Some of his stories have strong autobiographical elements.
In Assumption’s “Summertime,” a white
supremacist sniper shoots children at a Jewish summer
camp. Olivas’s son, 13-year-old Benjamin, who
is Chicano and Jewish like one of the characters, witnessed
such an incident at his own summer program. Another
story, “New Year,” tells of a man whose
wife has just had her fifth miscarriage, echoing the
story of how Olivas first turned to writing fiction.
In 1998, Olivas’s wife, Susan Formaker, suffered
the fifth of six miscarriages. “I was helping
her and my son with their grief, but I wasn’t
dealing with my grief very well at all,” he explains.
“So I started to write.” That effort became
The Courtship of María Rivera Peña, “loosely
based on my family history—my dad’s parents’
migration from Mexico to L.A. in the 1920s. And the
reason that story came out of me is that it dealt with
all the good things in life, but also all the bad things,
the things where you don’t have control.”

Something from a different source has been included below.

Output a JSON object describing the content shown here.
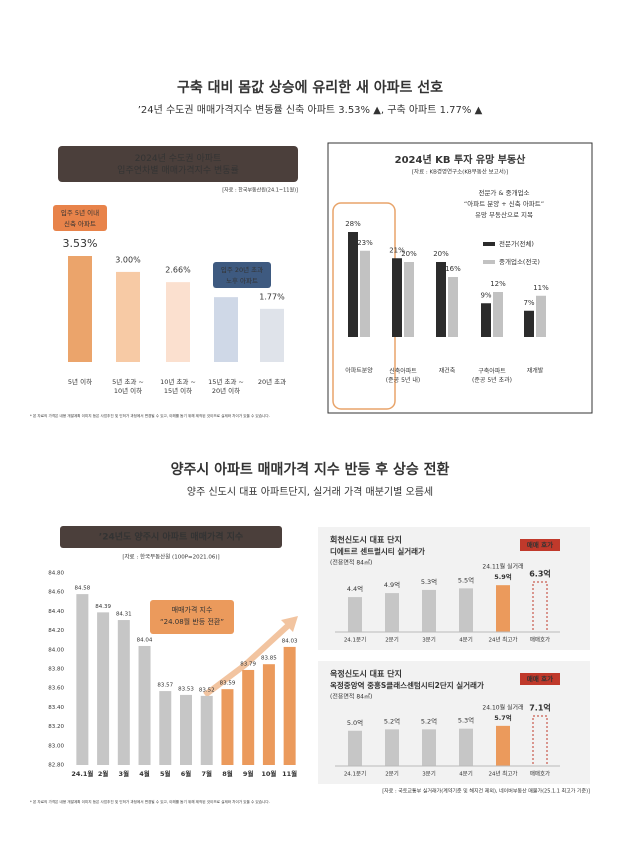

Having made a start, Olivas decided that to continue
writing fiction seriously he needed to catch up on Latino
literature, which was absent from the curriculum when
he was studying Woolf, Shakespeare and Lawrence at Stanford
and during his time at Stanford’s overseas program
at Cliveden, in England. “I read House on Mango
Street [by Sandra Cisneros] and I just fell in love
with that book. It was a sock between the eyes. I read
Victor Villaseñor, and I grabbed Bless Me, Ultima [by Rudolfo Anaya],” he says. “That’s
when I really started reading Latino literature.”
Olivas captures diverse points of view in his stories—he
calls it the writer’s equivalent of character
acting. “Creating voices for characters very different
from himself is Dan’s specialty,” says Linda
Thurston, his editor at Bilingual Press. “For
example, in Assumption he takes on voices of an ordinary
man, a lesbian, a female criminal who has just committed
a murder, a criminal who is planning a hate crime, a
priest, a nun and many others. He seems to be able to
use any voice he wants and make it convincing.” Not a bad outcome for someone who was once mute.